The day after the budget the member for North Sydney claimed that the Howard government had saved all of the windfall money from the mining boom, something that even Treasury research at the time demonstrated was completely untrue. After the budget, the member for North Sydney claimed that two-thirds of the projected deficits could be explained by the government’s spending, conveniently neglecting to put in the equation a number of very substantial government savings measures. He just happened to overlook those parts of the equation.
Recently, the member for North Sydney and, indeed, the Leader of the Opposition have been claiming that projected government borrowing—not actual government borrowing yet, but projected government borrowing over a number of years—is putting upward pressure on global interest rates that, in turn, is increasing interest rates in Australia, when Australian government borrowing as a fraction is 0.001 of total global government borrowing. He has also accused me of not including, within the budget, projections for IT savings which I have talked up at some considerable length, failing to notice that in the budget update, the Updated Economic and Fiscal Outlook published in February—which he should, as shadow Treasurer, have read—there is in fact a statement of hundreds of millions of dollars worth of savings from the IT changes that the government is putting in place.
These are just the highlights, or the lowlights. But there is of course a wider picture that, soon, the opposition and the shadow Treasurer and the Leader of the Opposition are going to have to start filling in. The shadow Treasurer has said that the solution to Australia’s economic problems is quite simple: ‘The government should spend less money.’ Unfortunately, the actions of the opposition, the positions they are adopting, their behaviour in the Senate all point in the other direction. They have not yet announced a single savings proposal—not one. They continue to block government savings initiatives in the Senate. The shadow Treasurer has indicated that they would continue with the government stimulus initiatives. And they keep making expensive new promises into the bargain.

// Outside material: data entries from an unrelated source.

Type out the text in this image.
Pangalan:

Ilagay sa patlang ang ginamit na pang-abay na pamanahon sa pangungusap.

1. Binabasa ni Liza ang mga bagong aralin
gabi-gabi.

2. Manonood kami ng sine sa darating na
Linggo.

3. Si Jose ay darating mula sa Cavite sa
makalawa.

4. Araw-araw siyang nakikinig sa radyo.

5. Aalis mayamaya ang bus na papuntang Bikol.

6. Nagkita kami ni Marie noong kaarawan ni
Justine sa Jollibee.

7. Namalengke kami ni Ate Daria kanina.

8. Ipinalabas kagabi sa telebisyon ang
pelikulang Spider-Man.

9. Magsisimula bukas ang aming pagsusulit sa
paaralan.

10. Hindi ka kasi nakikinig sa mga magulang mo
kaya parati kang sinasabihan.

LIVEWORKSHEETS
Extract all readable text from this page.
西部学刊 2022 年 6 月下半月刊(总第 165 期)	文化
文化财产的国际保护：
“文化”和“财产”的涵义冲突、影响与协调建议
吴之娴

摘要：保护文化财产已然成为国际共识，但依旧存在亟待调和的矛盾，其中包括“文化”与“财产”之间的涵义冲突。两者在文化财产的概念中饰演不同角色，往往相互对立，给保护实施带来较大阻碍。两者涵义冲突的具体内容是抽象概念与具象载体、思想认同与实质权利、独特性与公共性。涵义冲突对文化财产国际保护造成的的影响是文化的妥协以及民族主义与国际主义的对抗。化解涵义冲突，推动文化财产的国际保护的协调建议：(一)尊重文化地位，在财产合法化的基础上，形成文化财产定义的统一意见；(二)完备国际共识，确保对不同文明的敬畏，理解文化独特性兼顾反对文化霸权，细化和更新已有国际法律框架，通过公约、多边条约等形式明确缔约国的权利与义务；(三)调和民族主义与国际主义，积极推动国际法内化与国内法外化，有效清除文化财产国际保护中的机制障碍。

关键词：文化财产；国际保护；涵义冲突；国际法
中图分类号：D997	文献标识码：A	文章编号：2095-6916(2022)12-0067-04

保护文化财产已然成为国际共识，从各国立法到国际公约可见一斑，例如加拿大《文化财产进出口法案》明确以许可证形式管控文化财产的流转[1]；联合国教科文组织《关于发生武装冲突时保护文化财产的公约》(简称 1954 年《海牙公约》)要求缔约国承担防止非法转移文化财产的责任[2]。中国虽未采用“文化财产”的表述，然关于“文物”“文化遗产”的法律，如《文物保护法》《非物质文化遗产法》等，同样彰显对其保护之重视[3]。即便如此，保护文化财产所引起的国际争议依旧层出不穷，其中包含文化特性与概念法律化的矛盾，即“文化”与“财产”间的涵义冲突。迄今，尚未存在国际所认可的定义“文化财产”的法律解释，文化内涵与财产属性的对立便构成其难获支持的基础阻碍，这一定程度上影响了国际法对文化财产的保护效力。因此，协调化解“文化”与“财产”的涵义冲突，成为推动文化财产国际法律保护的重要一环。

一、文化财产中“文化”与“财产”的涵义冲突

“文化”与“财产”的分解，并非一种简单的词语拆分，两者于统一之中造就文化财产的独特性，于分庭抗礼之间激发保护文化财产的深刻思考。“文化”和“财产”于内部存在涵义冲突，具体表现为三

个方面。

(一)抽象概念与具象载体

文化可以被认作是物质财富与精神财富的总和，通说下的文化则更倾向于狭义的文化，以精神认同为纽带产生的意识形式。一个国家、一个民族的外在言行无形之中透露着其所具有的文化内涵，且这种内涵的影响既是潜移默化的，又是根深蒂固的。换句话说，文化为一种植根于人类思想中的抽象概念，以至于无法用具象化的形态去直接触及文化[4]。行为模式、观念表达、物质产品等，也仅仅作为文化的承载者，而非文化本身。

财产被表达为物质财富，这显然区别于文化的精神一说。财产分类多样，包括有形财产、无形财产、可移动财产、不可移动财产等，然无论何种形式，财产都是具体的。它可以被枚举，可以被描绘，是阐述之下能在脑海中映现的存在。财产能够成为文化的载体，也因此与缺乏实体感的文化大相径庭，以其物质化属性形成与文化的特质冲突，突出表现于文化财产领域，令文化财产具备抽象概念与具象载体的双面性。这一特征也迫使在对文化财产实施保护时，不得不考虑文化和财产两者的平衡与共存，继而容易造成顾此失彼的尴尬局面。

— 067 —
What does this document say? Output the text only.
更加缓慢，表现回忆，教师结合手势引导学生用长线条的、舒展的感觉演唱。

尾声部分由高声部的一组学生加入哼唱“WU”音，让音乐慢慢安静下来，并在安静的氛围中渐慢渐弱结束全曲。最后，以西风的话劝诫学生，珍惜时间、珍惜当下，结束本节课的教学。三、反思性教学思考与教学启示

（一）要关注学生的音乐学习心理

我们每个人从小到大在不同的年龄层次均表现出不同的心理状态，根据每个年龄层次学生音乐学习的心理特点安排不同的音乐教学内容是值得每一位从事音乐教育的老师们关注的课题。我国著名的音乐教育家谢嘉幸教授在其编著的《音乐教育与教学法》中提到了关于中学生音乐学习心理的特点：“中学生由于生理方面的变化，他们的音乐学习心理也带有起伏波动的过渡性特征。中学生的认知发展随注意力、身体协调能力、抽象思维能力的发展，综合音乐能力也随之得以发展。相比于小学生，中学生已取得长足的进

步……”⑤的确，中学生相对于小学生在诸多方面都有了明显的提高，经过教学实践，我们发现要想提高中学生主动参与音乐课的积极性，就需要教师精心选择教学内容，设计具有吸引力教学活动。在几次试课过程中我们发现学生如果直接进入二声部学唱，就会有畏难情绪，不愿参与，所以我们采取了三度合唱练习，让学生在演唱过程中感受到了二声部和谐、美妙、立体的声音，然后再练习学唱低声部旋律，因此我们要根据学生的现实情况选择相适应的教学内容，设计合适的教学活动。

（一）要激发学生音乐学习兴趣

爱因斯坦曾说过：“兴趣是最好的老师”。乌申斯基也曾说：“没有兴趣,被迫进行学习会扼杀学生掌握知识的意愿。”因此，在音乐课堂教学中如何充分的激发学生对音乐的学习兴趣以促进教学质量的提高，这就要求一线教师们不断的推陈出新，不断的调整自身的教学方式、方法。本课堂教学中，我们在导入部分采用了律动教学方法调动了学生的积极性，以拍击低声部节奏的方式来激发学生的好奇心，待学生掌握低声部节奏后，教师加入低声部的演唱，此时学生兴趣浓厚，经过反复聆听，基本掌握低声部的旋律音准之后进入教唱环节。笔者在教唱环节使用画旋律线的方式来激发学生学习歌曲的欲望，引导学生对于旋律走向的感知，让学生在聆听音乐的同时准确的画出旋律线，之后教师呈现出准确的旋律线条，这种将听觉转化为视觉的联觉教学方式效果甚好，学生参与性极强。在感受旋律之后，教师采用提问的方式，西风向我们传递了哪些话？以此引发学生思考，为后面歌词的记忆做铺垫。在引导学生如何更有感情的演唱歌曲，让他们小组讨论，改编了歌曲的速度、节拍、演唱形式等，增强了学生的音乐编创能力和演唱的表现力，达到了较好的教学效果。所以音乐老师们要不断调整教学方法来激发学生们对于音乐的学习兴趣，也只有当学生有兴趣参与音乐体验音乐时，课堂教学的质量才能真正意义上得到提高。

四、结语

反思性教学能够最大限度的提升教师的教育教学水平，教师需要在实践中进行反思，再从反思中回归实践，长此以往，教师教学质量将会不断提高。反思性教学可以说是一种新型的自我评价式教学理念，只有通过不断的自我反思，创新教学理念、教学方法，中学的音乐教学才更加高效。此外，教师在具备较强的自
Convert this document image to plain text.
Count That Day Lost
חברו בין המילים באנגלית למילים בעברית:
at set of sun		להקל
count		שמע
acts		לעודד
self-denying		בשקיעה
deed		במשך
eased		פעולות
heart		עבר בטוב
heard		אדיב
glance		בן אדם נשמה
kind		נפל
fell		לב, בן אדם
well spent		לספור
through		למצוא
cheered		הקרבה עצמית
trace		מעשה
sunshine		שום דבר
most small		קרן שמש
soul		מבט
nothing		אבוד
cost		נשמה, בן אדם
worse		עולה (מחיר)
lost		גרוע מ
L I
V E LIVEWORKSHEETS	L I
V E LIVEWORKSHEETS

We are now beyond the halfway mark in the parliamentary cycle and the business end of the season is approaching. The time when the opposition can get away with loose rhetoric, inaccuracies and ‘facts’ that are incorrect in the economic critique of the government’s position is rapidly running out. We are going to hold the opposition to account on its rhetoric. We are going to hold the member for North Sydney to account on his rhetoric as we look forward to the time when the Turnbull opposition fronts up to the next election with the list of spending cuts, the list of savings, the list of cuts to programs and the list of increased taxes that it is proposing to put in place, if elected to office, in order to fulfil the position that it is adopting today. That is the implication of the opposition’s position; that is where they are heading. They are heading for a collision with reality. It is coming sooner than they think. We are looking forward to the time when they have to specify exactly what they are going to do for Australia.